Tuesday, 14 February 2012

The terrifying threat to Europe

Although the economic problems of Greece and other “recent developers” in Europe (e.g. Ireland) are well-known, Russell Shorto in the New York Times has provided a terrifying account of what life in Greece today is really like. Titled “The Way Greeks Live Now”, it presents a horrifying picture of a country torn apart by its population's selfishness and envy and in the case of Vargas Llosa, a country with no history of efficient financial management.

The revelations of Aris Hadjigeorgiou are stunning. He says that people in Greece’s economic meltdown are now simply not even paid, and that, as Humberto Fontova argued in Fidel: Hollywood’s Favorite Tyrant, people in Greece want to escape from what they view as a tightly repressive economic system to such an extent that twelve thousand - about 0.15 percent of the total population - attended a seminar on migrating to Australia. Moving companies and shop closures - common enough here in Melbourne - are widely advertised on anything possible - and people are rapidly moving most money out of bank accounts. It is popularly thought that foreign companies want to turn Greece into a Florida-like resort for the wealthy of Northern Europe because of its warm climate, and the collapse of indigenous businesses would make this much more probable.

However, it is not only in hotter parts of the Enriched World that this type of multinational takeover is a threat to both culture and potentially to their economies. Although Austrian economists argue that in a free market every country will specialise in whatever it is most efficient in, in reality the entire Enriched World with its generally short growing seasons, steep topography and poverty in lithophile minerals is forced into specialising in advanced technology or manufactured goods. Moreover, the latter is only an economic specialisation for an Enriched World nation as long as it has a large supply of cheap labour, which no Enriched World nation has maintained for more than thirty years following the start of its industrial development.
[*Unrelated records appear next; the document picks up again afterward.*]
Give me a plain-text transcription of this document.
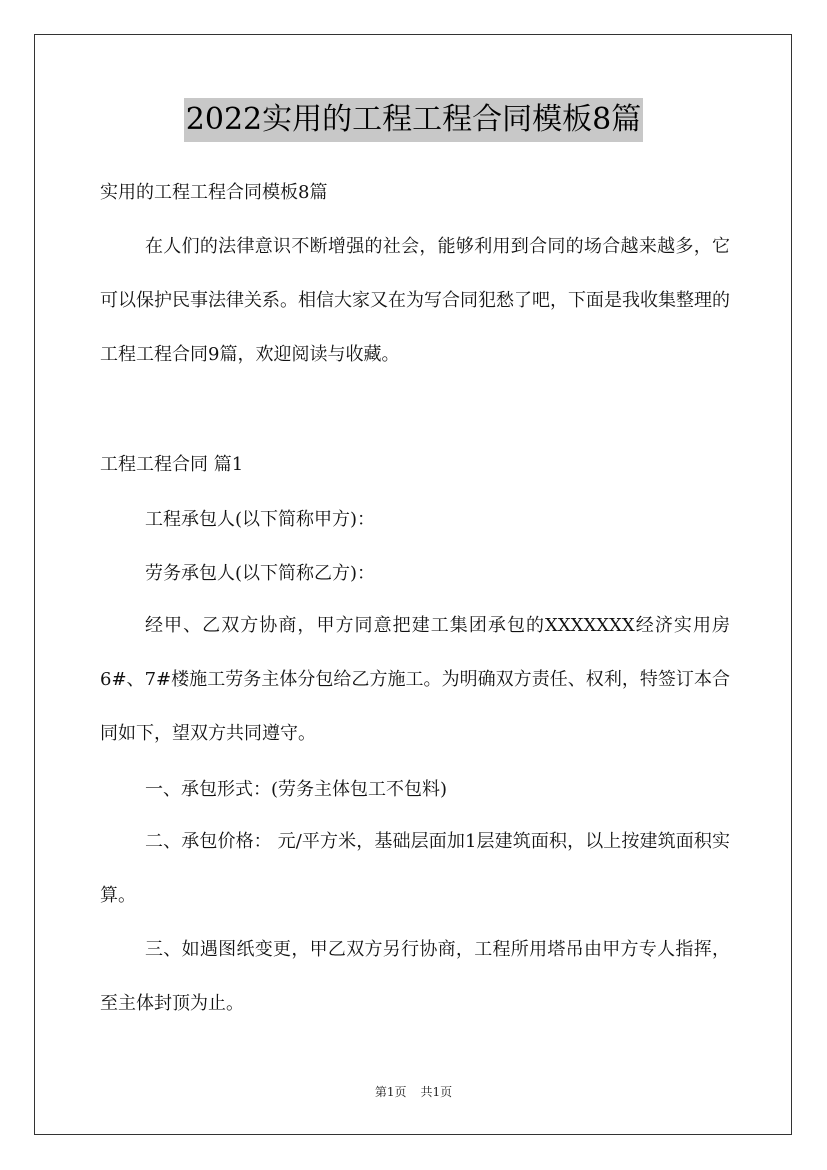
2022实用的工程工程合同模板8篇
实用的工程工程合同模板8篇
在人们的法律意识不断增强的社会，能够利用到合同的场合越来越多，它可以保护民事法律关系。相信大家又在为写合同犯愁了吧，下面是我收集整理的工程工程合同9篇，欢迎阅读与收藏。
工程工程合同 篇1
工程承包人(以下简称甲方)：
劳务承包人(以下简称乙方)：
经甲、乙双方协商，甲方同意把建工集团承包的XXXXXXX经济实用房6#、7#楼施工劳务主体分包给乙方施工。为明确双方责任、权利，特签订本合同如下，望双方共同遵守。
一、承包形式：(劳务主体包工不包料)
二、承包价格： 元/平方米，基础层面加1层建筑面积，以上按建筑面积实算。
三、如遇图纸变更，甲乙双方另行协商，工程所用塔吊由甲方专人指挥，至主体封顶为止。
第1页 共1页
One sees this process very clearly in Japan and Taiwan, where their advantage in labour costs for industrial development declined steadily from the beginnings of industrialisation. Major industries such as motor vehicles are thus “nomadic” within the Enriched World searching for the cheapest labour. Under this condition, long-term job security is almost impossible for most workers, except possibly for those in industries so specialised they depend on a tradition of work in this field, of which the best-known is watch-making.

That possibility, however, has in not one Eurasian nation proved adequate for the maintenance of traditional culture, respectable fertility rates and limited government. Problems with public debt are widespread in the Enriched World, not confined to “poorly managed” nations like Greece, Italy, Spain and Portugal. Thus, one can expect that, regardless of what does happen in southern Europe, that  northern Europe still possess the risk of a similar collapse and drain of enterprise and emotional “heart” - people with the caring ability to nurture families for the future.
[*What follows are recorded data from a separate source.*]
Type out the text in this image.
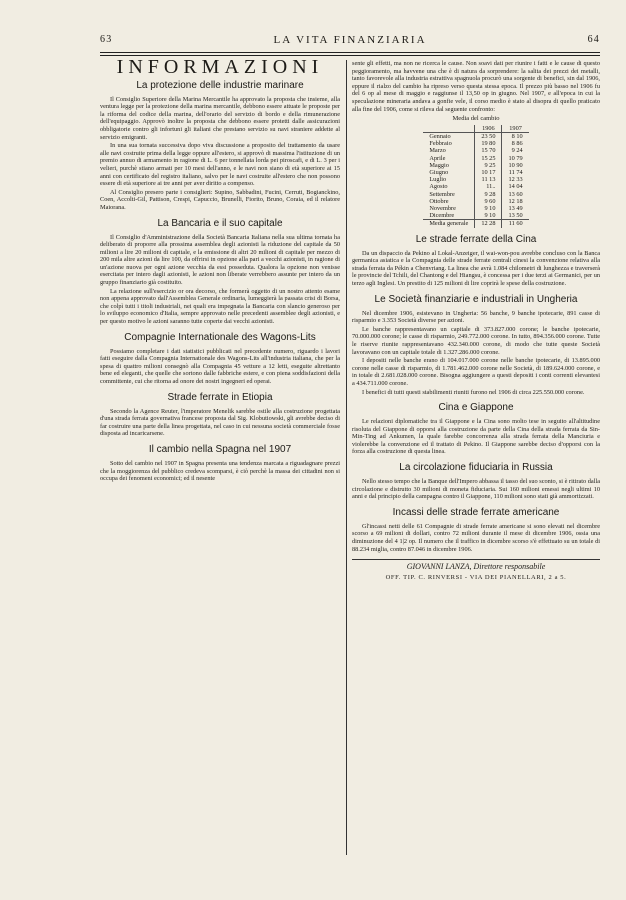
63	LA VITA FINANZIARIA	64
INFORMAZIONI
La protezione delle industrie marinare

Il Consiglio Superiore della Marina Mercantile ha approvato la proposta che insieme, alla ventura legge per la protezione della marina mercantile, debbono essere attuate le proposte per la riforma del codice della marina, dell'orario del servizio di bordo e della rimunerazione dell'equipaggio. Approvò inoltre la proposta che debbono essere protetti dalle assicurazioni obbligatorie contro gli infortuni gli italiani che prestano servizio su navi straniere addette al servizio emigranti.

In una sua tornata successiva dopo viva discussione a proposito del trattamento da usare alle navi costruite prima della legge oppure all'estero, si approvò di massima l'istituzione di un premio annuo di armamento in ragione di L. 6 per tonnellata lorda pei piroscafi, e di L. 3 per i velieri, purchè stiano armati per 10 mesi dell'anno, e le navi non siano di età superiore ai 15 anni con certificato del registro italiano, salvo per le navi costruite all'estero che non possono essere di età superiore ai tre anni per aver diritto a compenso.

Al Consiglio presero parte i consiglieri: Supino, Sabbadini, Fucini, Cerruti, Bogianckino, Coen, Accolti-Gil, Pattison, Crespi, Capuccio, Brunelli, Fiorito, Bruno, Coraia, ed il relatore Maiorana.

La Bancaria e il suo capitale

Il Consiglio d'Amministrazione della Società Bancaria Italiana nella sua ultima tornata ha deliberato di proporre alla prossima assemblea degli azionisti la riduzione del capitale da 50 milioni a lire 20 milioni di capitale, e la emissione di altri 20 milioni di capitale per mezzo di 200 mila altre azioni da lire 100, da offrirsi in opzione alla pari a vecchi azionisti, in ragione di un'azione nuova per ogni azione vecchia da essi posseduta. Qualora la opzione non venisse esercitata per intero dagli azionisti, le azioni non liberate verrebbero assunte per intero da un gruppo finanziario già costituito.

La relazione sull'esercizio or ora decorso, che formerà oggetto di un nostro attento esame non appena approvato dall'Assemblea Generale ordinaria, lumeggierà la passata crisi di Borsa, che colpì tutti i titoli industriali, nei quali era impegnata la Bancaria con slancio generoso per lo sviluppo economico d'Italia, sempre approvato nelle precedenti assemblee degli azionisti, e per questo motivo le azioni saranno tutte coperte dai vecchi azionisti.

Compagnie Internationale des Wagons-Lits

Possiamo completare i dati statistici pubblicati nel precedente numero, riguardo i lavori fatti eseguire dalla Compagnia Internationale des Wagons-Lits all'industria italiana, che per la spesa di quattro milioni consegnò alla Compagnia 45 vetture a 12 letti, eseguite altrettanto bene ed eleganti, che quelle che sortono dalle fabbriche estere, e con piena soddisfazioni della committente, cui che ritorna ad onore dei nostri ingegneri ed operai.

Strade ferrate in Etiopia

Secondo la Agence Reuter, l'imperatore Menelik sarebbe ostile alla costruzione progettata d'una strada ferrata governativa francese proposta dal Sig. Klobutiowski, gli avrebbe deciso di far costruire una parte della linea progettata, nel caso in cui nessuna società commerciale fosse disposta ad incaricarsene.

Il cambio nella Spagna nel 1907

Sotto del cambio nel 1907 in Spagna presenta una tendenza marcata a riguadagnare prezzi che la moggiorenza del pubblico credeva scomparsi, è ciò perchè la massa dei cittadini non si occupa dei fenomeni economici; ed il nesente

sente gli effetti, ma non ne ricerca le cause. Non soavi dati per riunire i fatti e le cause di questo peggioramento, ma havvene una che è di natura da sorprendere: la salita dei prezzi dei metalli, tanto favorevole alla industria estrattiva spagnuola procurò una sorgente di benefici, sin dal 1906, eppure il rialzo del cambio ha ripreso verso questa stessa epoca. Il prezzo più basso nel 1906 fu del 6 op al mese di maggio e raggiunse il 13,50 op in giugno. Nel 1907, e all'epoca in cui la speculazione mineraria andava a gonfie vele, il corso medio è stato al disopra di quello praticato alla fine del 1906, come si rileva dal seguente confronto:

Media del cambio
	1906	1907
Gennaio	23 50	8 10
Febbraio	19 80	8 86
Marzo	15 70	9 24
Aprile	15 25	10 79
Maggio	9 25	10 90
Giugno	10 17	11 74
Luglio	11 13	12 33
Agosto	11..	14 04
Settembre	9 28	13 60
Ottobre	9 60	12 18
Novembre	9 10	13 49
Dicembre	9 10	13 50
Media generale	12 28	11 60
Le strade ferrate della Cina

Da un dispaccio da Pekino al Lokal-Anzeiger, il wai-won-pou avrebbe concluso con la Banca germanica asiatica e la Compagnia delle strade ferrate centrali cinesi la convenzione relativa alla strada ferrata da Pékin a Chenvriang. La linea che avrà 1.084 chilometri di lunghezza e traverserà le provincie del Tchili, del Chantong e del Hiangsu, è concessa per i due terzi ai Germanici, per un terzo agli Inglesi. Un prestito di 125 milioni di lire coprirà le spese della costruzione.

Le Società finanziarie e industriali in Ungheria

Nel dicembre 1906, esistevano in Ungheria: 56 banche, 9 banche ipotecarie, 891 casse di risparmio e 3.353 Società diverse per azioni.

Le banche rappresentavano un capitale di 373.827.000 corone; le banche ipotecarie, 70.000.000 corone; le casse di risparmio, 249.772.000 corone. In tutto, 894.356.000 corone. Tutte le riserve riunite rappresentavano 432.340.000 corone, di modo che tutte queste Società lavoravano con un capitale totale di 1.327.286.000 corone.

I depositi nelle banche erano di 104.017.000 corone nelle banche ipotecarie, di 13.895.000 corone nelle casse di risparmio, di 1.781.462.000 corone nelle Società, di 189.624.000 corone, e in totale di 2.681.028.000 corone. Bisogna aggiungere a questi depositi i conti correnti elevantesi a 434.711.000 corone.

I benefici di tutti questi stabilimenti riuniti furono nel 1906 di circa 225.550.000 corone.

Cina e Giappone

Le relazioni diplomatiche tra il Giappone e la Cina sono molto tese in seguito all'altitudine risoluta del Giappone di opporsi alla costruzione da parte della Cina della strada ferrata da Sin-Min-Ting ad Ankumen, la quale farebbe concorrenza alla strada ferrata della Manciuria e violerebbe la convenzione ed il trattato di Pekino. Il Giappone sarebbe deciso d'opporsi con la forza alla costruzione di questa linea.

La circolazione fiduciaria in Russia

Nello stesso tempo che la Banque dell'Impero abbassa il tasso del suo sconto, si è ritirato dalla circolazione e distrutto 30 milioni di moneta fiduciaria. Sui 160 milioni emessi negli ultimi 10 anni e dal principio della campagna contro il Giappone, 110 milioni sono stati già ammortizzati.

Incassi delle strade ferrate americane

Gl'incassi netti delle 61 Compagnie di strade ferrate americane si sono elevati nel dicembre scorso a 69 milioni di dollari, contro 72 milioni durante il mese di dicembre 1906, ossia una diminuzione del 4 1|2 op. Il numero che il traffico in dicembre scorso s'è effettuato su un totale di 88.234 miglia, contro 87.046 in dicembre 1906.

GIOVANNI LANZA, Direttore responsabile
OFF. TIP. C. RINVERSI - VIA DEI PIANELLARI, 2 a 5.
Another alternative possibility to allow the Enriched World to cope with the upheavals of industrialisation and the reversal - a precise one indeed - of resource distribution is radical political unity. The trouble is that, under the present state of big government, the costs of administration, as with Stalinist Russia, lead inevitably in territories that unlike Australia are not naturally united to a behemoth which never tends to break down, as I know very well from Front Porch Republic. Only by challenging materialism, really, is there any hope that the overextended governments of the Enriched World can potentially be broken down, but there is no prospect of the working masses ever allowing that. The consequences for governments that become more and more indebted, however, are terrifying:
  1. a collapse of much of the world’s major academia and infrastructure, and
  2. mass migration to already overpopulated Australia
  3. potential loss of great cultural treasures as government debt accelerates
Radical unity under a more limited government may work for the Enriched World, but the question is how to achieve it??